Since the background of Pilates is that of physical rehabilitation, it can provide health benefits without adding burden to the body, if executed correctly. Health benefits may include:
- Develop a strong core, including strong abs and back
- Muscles developed are be long and lean, versus bulky
- Increased flexibility
- Low impact, hence less chance of future injury and less stress on previously inherited injuries (For more on low impact exercises, read Low Impact Aerobics: Easy Workouts For Everyone.)
- Prevent future injuries due to stronger muscles
- Improved coordination
- Improved endurance for other sports
- Improve body alignment
- Improved overall physical and mental health
- Stress reduction and a calming, mind-improving effect
Beginners Exercises And Steps
While machines for Pilates exercises are only available in studios and professional classes, mat exercises can be done easily at home. This is a perfect way for beginners to start out.
(If you’re looking for more ways to workout at home, check out 5 Best Cardio Exercise Machines For Home Workouts.)
Be sure to always start your workout plan with a warm up session. Here is one Pilates warm up exercise you can do, known as The Hundred:
- Lie on your back with the knees bent towards the chest
- Breathe in deeply, then breathe out
- When breathing out, concentrate on sinking your chest and belly button towards the floor
- Then, elongate your arms to the sides of each leg with palms facing down
- Lift the head from the shoulders (be careful not to lift from the neck) and look towards your belly button
- If possible, try to straighten your legs
- Keeping your arms straight, reach for the opposite side of the room (towards the legs) and pump the straightened arms up and down from the shoulders
- Be sure to deeply and slowly inhale with each arm elevation
- Keep in mind to keep your belly button drawn towards the floor and your back flat on the floor
One abdominal strengthening exercise is the Single Leg Stretch:
- Lie on your back with your feet planted on the floor; legs bent
- Lift your legs so they are bent at the knees in a 90 degrees angle. Check to see that your pelvis and ribcage are rooted to the floor (it should look like you are seated in an imaginary chair, with the ground as your back rest)

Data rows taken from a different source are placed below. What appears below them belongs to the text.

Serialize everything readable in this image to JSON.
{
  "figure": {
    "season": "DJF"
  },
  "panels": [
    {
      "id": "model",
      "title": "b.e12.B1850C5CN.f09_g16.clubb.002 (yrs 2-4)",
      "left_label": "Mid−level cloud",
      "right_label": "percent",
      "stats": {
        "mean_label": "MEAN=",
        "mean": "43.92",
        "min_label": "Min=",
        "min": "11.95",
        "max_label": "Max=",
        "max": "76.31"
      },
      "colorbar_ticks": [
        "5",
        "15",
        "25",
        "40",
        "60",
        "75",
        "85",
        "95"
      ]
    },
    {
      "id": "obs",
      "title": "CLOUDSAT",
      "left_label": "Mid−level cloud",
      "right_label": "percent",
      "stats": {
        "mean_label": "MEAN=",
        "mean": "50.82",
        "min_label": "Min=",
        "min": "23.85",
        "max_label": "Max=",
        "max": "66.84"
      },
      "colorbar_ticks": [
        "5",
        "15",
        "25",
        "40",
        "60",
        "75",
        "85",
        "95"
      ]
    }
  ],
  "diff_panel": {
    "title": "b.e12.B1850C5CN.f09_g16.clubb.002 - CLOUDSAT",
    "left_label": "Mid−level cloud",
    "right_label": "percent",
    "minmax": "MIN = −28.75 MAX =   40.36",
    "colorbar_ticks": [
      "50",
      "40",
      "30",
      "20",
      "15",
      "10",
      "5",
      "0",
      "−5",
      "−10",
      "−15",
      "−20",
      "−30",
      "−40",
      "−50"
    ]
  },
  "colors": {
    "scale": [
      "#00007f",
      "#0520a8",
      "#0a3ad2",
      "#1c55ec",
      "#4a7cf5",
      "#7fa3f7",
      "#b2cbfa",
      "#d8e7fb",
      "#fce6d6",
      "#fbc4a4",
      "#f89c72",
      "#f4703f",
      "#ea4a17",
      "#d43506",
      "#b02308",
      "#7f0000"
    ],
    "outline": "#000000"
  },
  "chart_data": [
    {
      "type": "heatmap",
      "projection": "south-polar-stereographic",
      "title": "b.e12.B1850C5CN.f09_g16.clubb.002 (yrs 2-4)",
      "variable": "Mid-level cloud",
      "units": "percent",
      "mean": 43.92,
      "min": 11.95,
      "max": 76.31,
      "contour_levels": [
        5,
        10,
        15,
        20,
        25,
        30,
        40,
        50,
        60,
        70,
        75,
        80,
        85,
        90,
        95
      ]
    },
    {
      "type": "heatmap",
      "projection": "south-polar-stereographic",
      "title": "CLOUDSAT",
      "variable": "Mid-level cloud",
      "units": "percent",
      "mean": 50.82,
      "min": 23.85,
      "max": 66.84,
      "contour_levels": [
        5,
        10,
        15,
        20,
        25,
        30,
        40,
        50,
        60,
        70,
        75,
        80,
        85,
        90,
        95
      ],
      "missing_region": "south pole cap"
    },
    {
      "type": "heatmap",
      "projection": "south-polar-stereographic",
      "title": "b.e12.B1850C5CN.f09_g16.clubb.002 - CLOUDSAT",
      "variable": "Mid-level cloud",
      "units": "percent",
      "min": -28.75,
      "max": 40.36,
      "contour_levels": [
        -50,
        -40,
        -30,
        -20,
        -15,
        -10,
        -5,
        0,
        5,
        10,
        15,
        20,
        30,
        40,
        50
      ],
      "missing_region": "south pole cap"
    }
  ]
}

- Breathe calmly and place your hands, palms down, at your sides
- When you’re ready, extend one leg straight away from the body while keeping your lower back as stable as possible during while exhaling
- Then, inhale deeply and return your extended leg back to the 90 degree angle. Be sure your shoulders are still down
- Repeat with the opposite leg
Stability is another component of Pilates. Here is a beginner’s Pilates exercise that helps with stability called Side Leg Lifts:
- Use a pillow or an arm to cushion your head and lie on your side with both legs straight, one on top of the other
- Place your free hand in front of your chest, on the floor, for balancing support
- While inhaling, slightly lift your top leg, while keeping it straight and take note to not move the pelvis. You are using your waist muscles to move the leg, not hip muscles
- As you exhale, contract your stomach muscles towards your spine, and lift the bottom leg to meet your already-lifted top leg
- Keeping the stomach muscles active, lower both legs together back to the floor
To improve hip endurance and pelvic stability, The Clam is a great exercise that can help you:
- Lie on your side with your feet in alignment with the spine and the knees bent.
- Cushion your head with a pillow
- During an exhale, keep the feet together and elevate the top knee in an arc. Be sure to keep your pelvis immobile and not moving.
- During an inhale, slowly lower your upper leg.
It is still highly recommended for beginners to attend several classes with a certified instructor before attempting to do Pilates at home to prevent any injuries.